ISTOCK, ESBEN_HThe Philippines has halted a dengue immunization program after the drug’s maker announced last week that its effectiveness is different in people who have not previously been exposed to the virus than in those who have, the Independent reports. The public health effort, begun last year, had vaccinated about 733,000 children at a cost of USD $70 million, according to STAT.
Two studies have suggested that for children who haven’t been exposed to dengue before vaccination, Dengvaxia, the drug made by France-based pharmaceutical company Sanofi, can actually increase the likelihood of hospitalization for the disease, STAT notes. “I do not believe . . . anybody should be going forward using this vaccine without testing the individual recipient to be sure they’re already seropositive.
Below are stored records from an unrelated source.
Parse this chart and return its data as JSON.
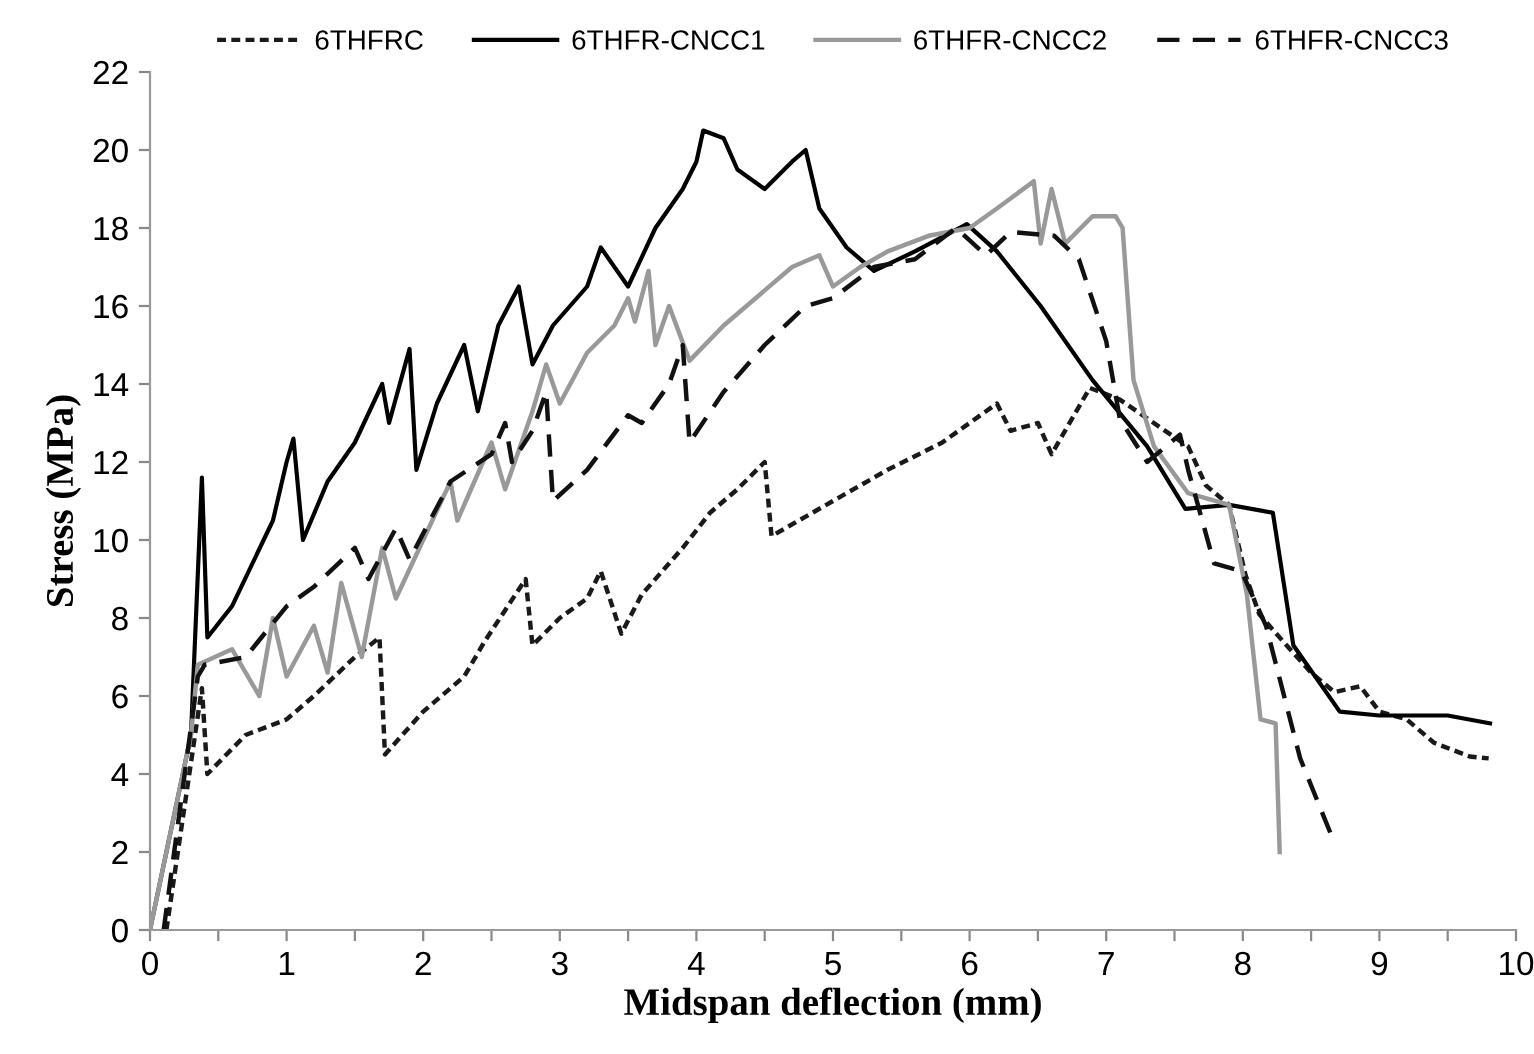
{
  "chart_data": {
    "type": "line",
    "xlabel": "Midspan deflection (mm)",
    "ylabel": "Stress (MPa)",
    "xlim": [
      0,
      10
    ],
    "ylim": [
      0,
      22
    ],
    "xticks": [
      0,
      {
        "value": 0.5,
        "label": null
      },
      1,
      {
        "value": 1.5,
        "label": null
      },
      2,
      {
        "value": 2.5,
        "label": null
      },
      3,
      {
        "value": 3.5,
        "label": null
      },
      4,
      {
        "value": 4.5,
        "label": null
      },
      5,
      {
        "value": 5.5,
        "label": null
      },
      6,
      {
        "value": 6.5,
        "label": null
      },
      7,
      {
        "value": 7.5,
        "label": null
      },
      8,
      {
        "value": 8.5,
        "label": null
      },
      9,
      {
        "value": 9.5,
        "label": null
      },
      10
    ],
    "yticks": [
      0,
      2,
      4,
      6,
      8,
      10,
      12,
      14,
      16,
      18,
      20,
      22
    ],
    "grid": false,
    "legend": "top",
    "marker": "none",
    "series": [
      {
        "name": "6THFRC",
        "color": "#1a1a1a",
        "line_style": "dotted",
        "x": [
          0.12,
          0.38,
          0.42,
          0.7,
          1.0,
          1.2,
          1.5,
          1.68,
          1.72,
          2.0,
          2.3,
          2.45,
          2.6,
          2.75,
          2.8,
          3.0,
          3.2,
          3.3,
          3.45,
          3.6,
          3.9,
          4.1,
          4.3,
          4.5,
          4.55,
          4.8,
          5.0,
          5.4,
          5.8,
          6.2,
          6.3,
          6.5,
          6.6,
          6.88,
          7.1,
          7.39,
          7.6,
          7.73,
          7.9,
          8.02,
          8.12,
          8.32,
          8.5,
          8.67,
          8.86,
          9.0,
          9.2,
          9.4,
          9.66,
          9.8
        ],
        "values": [
          0,
          6.2,
          4.0,
          5.0,
          5.4,
          6.0,
          7.0,
          7.5,
          4.5,
          5.6,
          6.5,
          7.4,
          8.2,
          9.0,
          7.3,
          8.0,
          8.5,
          9.2,
          7.6,
          8.6,
          9.8,
          10.7,
          11.3,
          12.0,
          10.1,
          10.6,
          11.0,
          11.8,
          12.5,
          13.5,
          12.8,
          13.0,
          12.2,
          13.9,
          13.6,
          12.9,
          12.4,
          11.4,
          10.9,
          9.1,
          8.1,
          7.3,
          6.6,
          6.1,
          6.25,
          5.6,
          5.4,
          4.8,
          4.45,
          4.4
        ]
      },
      {
        "name": "6THFR-CNCC1",
        "color": "#000000",
        "line_style": "solid",
        "x": [
          0,
          0.3,
          0.38,
          0.42,
          0.6,
          0.9,
          1.0,
          1.05,
          1.12,
          1.3,
          1.5,
          1.7,
          1.75,
          1.9,
          1.95,
          2.1,
          2.3,
          2.4,
          2.55,
          2.7,
          2.8,
          2.95,
          3.2,
          3.3,
          3.5,
          3.7,
          3.9,
          4.0,
          4.05,
          4.2,
          4.3,
          4.5,
          4.7,
          4.8,
          4.9,
          5.1,
          5.3,
          5.6,
          5.98,
          6.2,
          6.52,
          6.9,
          7.3,
          7.58,
          7.9,
          8.22,
          8.37,
          8.71,
          9.0,
          9.5,
          9.81
        ],
        "values": [
          0,
          5,
          11.6,
          7.5,
          8.3,
          10.5,
          12.0,
          12.6,
          10.0,
          11.5,
          12.5,
          14.0,
          13.0,
          14.9,
          11.8,
          13.5,
          15.0,
          13.3,
          15.5,
          16.5,
          14.5,
          15.5,
          16.5,
          17.5,
          16.5,
          18.0,
          19.0,
          19.7,
          20.5,
          20.3,
          19.5,
          19.0,
          19.7,
          20.0,
          18.5,
          17.5,
          16.9,
          17.4,
          18.1,
          17.4,
          16.0,
          14.1,
          12.4,
          10.8,
          10.9,
          10.7,
          7.3,
          5.6,
          5.5,
          5.5,
          5.3
        ]
      },
      {
        "name": "6THFR-CNCC2",
        "color": "#999999",
        "line_style": "solid",
        "x": [
          0,
          0.3,
          0.35,
          0.6,
          0.8,
          0.9,
          1.0,
          1.2,
          1.3,
          1.4,
          1.55,
          1.7,
          1.8,
          2.0,
          2.2,
          2.25,
          2.5,
          2.6,
          2.8,
          2.9,
          3.0,
          3.2,
          3.4,
          3.5,
          3.55,
          3.65,
          3.7,
          3.8,
          3.95,
          4.2,
          4.5,
          4.7,
          4.9,
          5.0,
          5.2,
          5.4,
          5.7,
          6.0,
          6.2,
          6.47,
          6.52,
          6.6,
          6.7,
          6.9,
          7.07,
          7.12,
          7.2,
          7.35,
          7.6,
          7.9,
          8.03,
          8.13,
          8.24,
          8.27
        ],
        "values": [
          0,
          5,
          6.8,
          7.2,
          6.0,
          8.0,
          6.5,
          7.8,
          6.6,
          8.9,
          7.0,
          9.8,
          8.5,
          10.0,
          11.5,
          10.5,
          12.5,
          11.3,
          13.3,
          14.5,
          13.5,
          14.8,
          15.5,
          16.2,
          15.6,
          16.9,
          15.0,
          16.0,
          14.6,
          15.5,
          16.4,
          17.0,
          17.3,
          16.5,
          17.0,
          17.4,
          17.8,
          18.0,
          18.5,
          19.2,
          17.6,
          19.0,
          17.6,
          18.3,
          18.3,
          18.0,
          14.1,
          12.4,
          11.2,
          10.9,
          8.6,
          5.4,
          5.3,
          2.0
        ]
      },
      {
        "name": "6THFR-CNCC3",
        "color": "#111111",
        "line_style": "dashed",
        "x": [
          0.1,
          0.35,
          0.4,
          0.7,
          1.0,
          1.2,
          1.5,
          1.6,
          1.8,
          1.9,
          2.2,
          2.5,
          2.6,
          2.65,
          2.8,
          2.9,
          2.95,
          3.2,
          3.5,
          3.6,
          3.8,
          3.9,
          3.95,
          4.2,
          4.5,
          4.8,
          5.0,
          5.3,
          5.6,
          5.9,
          6.12,
          6.3,
          6.62,
          6.8,
          7.0,
          7.1,
          7.3,
          7.54,
          7.6,
          7.79,
          7.99,
          8.17,
          8.42,
          8.64
        ],
        "values": [
          0,
          6.5,
          6.8,
          7.0,
          8.3,
          8.8,
          9.8,
          9.0,
          10.3,
          9.5,
          11.5,
          12.2,
          13.0,
          12.0,
          12.8,
          13.8,
          11.0,
          11.8,
          13.2,
          13.0,
          14.0,
          15.0,
          12.5,
          13.8,
          15.0,
          16.0,
          16.2,
          17.0,
          17.2,
          18.0,
          17.3,
          17.9,
          17.8,
          17.2,
          15.1,
          13.1,
          12.0,
          12.7,
          11.8,
          9.4,
          9.2,
          7.8,
          4.4,
          2.5
        ]
      }
    ]
  }
}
Because that’s the group that can benefit from this vaccine,” former U.S. Army scientist Scott Halstead told the outlet last year.
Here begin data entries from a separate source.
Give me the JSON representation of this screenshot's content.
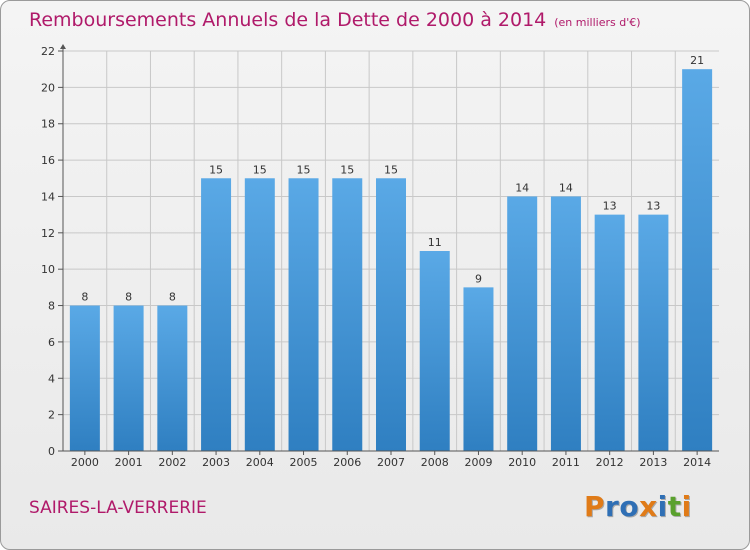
{
  "header": {
    "title": "Remboursements Annuels de la Dette de 2000 à 2014",
    "unit": "(en milliers d'€)"
  },
  "footer": {
    "commune": "SAIRES-LA-VERRERIE",
    "logo_text": "Proxiti",
    "logo_colors": [
      "#e07b18",
      "#2f6fb5",
      "#2f6fb5",
      "#e07b18",
      "#2f6fb5",
      "#5aa12e",
      "#e07b18"
    ]
  },
  "chart_data": {
    "type": "bar",
    "title": "Remboursements Annuels de la Dette de 2000 à 2014",
    "subtitle": "(en milliers d'€)",
    "xlabel": "",
    "ylabel": "",
    "categories": [
      "2000",
      "2001",
      "2002",
      "2003",
      "2004",
      "2005",
      "2006",
      "2007",
      "2008",
      "2009",
      "2010",
      "2011",
      "2012",
      "2013",
      "2014"
    ],
    "values": [
      8,
      8,
      8,
      15,
      15,
      15,
      15,
      15,
      11,
      9,
      14,
      14,
      13,
      13,
      21
    ],
    "ylim": [
      0,
      22
    ],
    "yticks": [
      0,
      2,
      4,
      6,
      8,
      10,
      12,
      14,
      16,
      18,
      20,
      22
    ],
    "grid": true,
    "legend": "none",
    "bar_color_top": "#5aa9e6",
    "bar_color_bottom": "#2f7fc1",
    "grid_color": "#c8c8c8"
  }
}
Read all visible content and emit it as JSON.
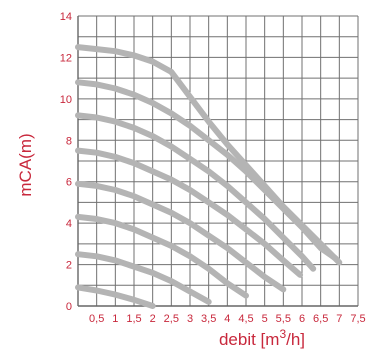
{
  "chart_data": {
    "type": "line",
    "title": "",
    "xlabel": "debit [m",
    "xlabel_sup": "3",
    "xlabel_suffix": "/h]",
    "ylabel": "mCA(m)",
    "xlim": [
      0,
      7.5
    ],
    "ylim": [
      0,
      14
    ],
    "x_ticks": [
      "0,5",
      "1",
      "1,5",
      "2",
      "2,5",
      "3",
      "3,5",
      "4",
      "4,5",
      "5",
      "5,5",
      "6",
      "6,5",
      "7",
      "7,5"
    ],
    "y_ticks": [
      "0",
      "2",
      "4",
      "6",
      "8",
      "10",
      "12",
      "14"
    ],
    "grid": true,
    "colors": {
      "curve": "#b4b4b4",
      "text": "#c8283c",
      "grid": "#707070"
    },
    "series": [
      {
        "x": [
          0,
          0.5,
          1.0,
          1.5,
          2.0
        ],
        "y": [
          0.9,
          0.75,
          0.55,
          0.3,
          0.0
        ]
      },
      {
        "x": [
          0,
          0.5,
          1.0,
          1.5,
          2.0,
          2.5,
          3.0,
          3.5
        ],
        "y": [
          2.5,
          2.4,
          2.2,
          1.9,
          1.6,
          1.2,
          0.7,
          0.2
        ]
      },
      {
        "x": [
          0,
          0.5,
          1.0,
          1.5,
          2.0,
          2.5,
          3.0,
          3.5,
          4.0,
          4.5
        ],
        "y": [
          4.3,
          4.2,
          4.0,
          3.7,
          3.3,
          2.9,
          2.4,
          1.8,
          1.1,
          0.5
        ]
      },
      {
        "x": [
          0,
          0.5,
          1.0,
          1.5,
          2.0,
          2.5,
          3.0,
          3.5,
          4.0,
          4.5,
          5.0,
          5.5
        ],
        "y": [
          5.9,
          5.8,
          5.6,
          5.3,
          4.9,
          4.5,
          4.0,
          3.4,
          2.8,
          2.1,
          1.4,
          0.8
        ]
      },
      {
        "x": [
          0,
          0.5,
          1.0,
          1.5,
          2.0,
          2.5,
          3.0,
          3.5,
          4.0,
          4.5,
          5.0,
          5.5,
          5.95
        ],
        "y": [
          7.5,
          7.4,
          7.2,
          6.9,
          6.5,
          6.1,
          5.6,
          5.0,
          4.4,
          3.7,
          3.0,
          2.2,
          1.5
        ]
      },
      {
        "x": [
          0,
          0.5,
          1.0,
          1.5,
          2.0,
          2.5,
          3.0,
          3.5,
          4.0,
          4.5,
          5.0,
          5.5,
          6.0,
          6.3
        ],
        "y": [
          9.2,
          9.1,
          8.9,
          8.6,
          8.2,
          7.7,
          7.1,
          6.5,
          5.8,
          5.0,
          4.2,
          3.3,
          2.4,
          1.8
        ]
      },
      {
        "x": [
          0,
          0.5,
          1.0,
          1.5,
          2.0,
          2.5,
          3.0,
          3.5,
          4.0,
          4.5,
          5.0,
          5.5,
          6.0,
          6.5,
          6.9
        ],
        "y": [
          10.8,
          10.7,
          10.5,
          10.2,
          9.8,
          9.3,
          8.7,
          8.0,
          7.3,
          6.5,
          5.6,
          4.7,
          3.8,
          2.8,
          2.3
        ]
      },
      {
        "x": [
          0,
          0.5,
          1.0,
          1.5,
          2.0,
          2.5,
          3.0,
          3.5,
          4.0,
          4.5,
          5.0,
          5.5,
          6.0,
          6.5,
          7.0
        ],
        "y": [
          12.5,
          12.4,
          12.3,
          12.1,
          11.8,
          11.3,
          10.1,
          8.9,
          7.8,
          6.8,
          5.8,
          4.8,
          3.9,
          3.0,
          2.1
        ]
      }
    ]
  }
}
Harry Roque, a spokesperson for the Philippine president, said in a statement that the country’s health department is now closely monitoring people who received the vaccine. “We will leave no stone unturned in making those responsible for this shameless public health scam which puts hundreds of thousands of young lives at risk accountable,” Roque says, according to the Manila Bulletin.
The University of Minnesota’s Center for Infectious Disease Research and Policy reports that Dengvaxia took 20 years and $1 billion to develop, and was considered to be the first promising dengue vaccine. Halstead tells the publication that, “It's supposed to be a series of three shots, and now some [of the Filipino children vaccinated] only have had one, or two. . . . Sanofi has created a godawful mess, and we're going to have to slog along.”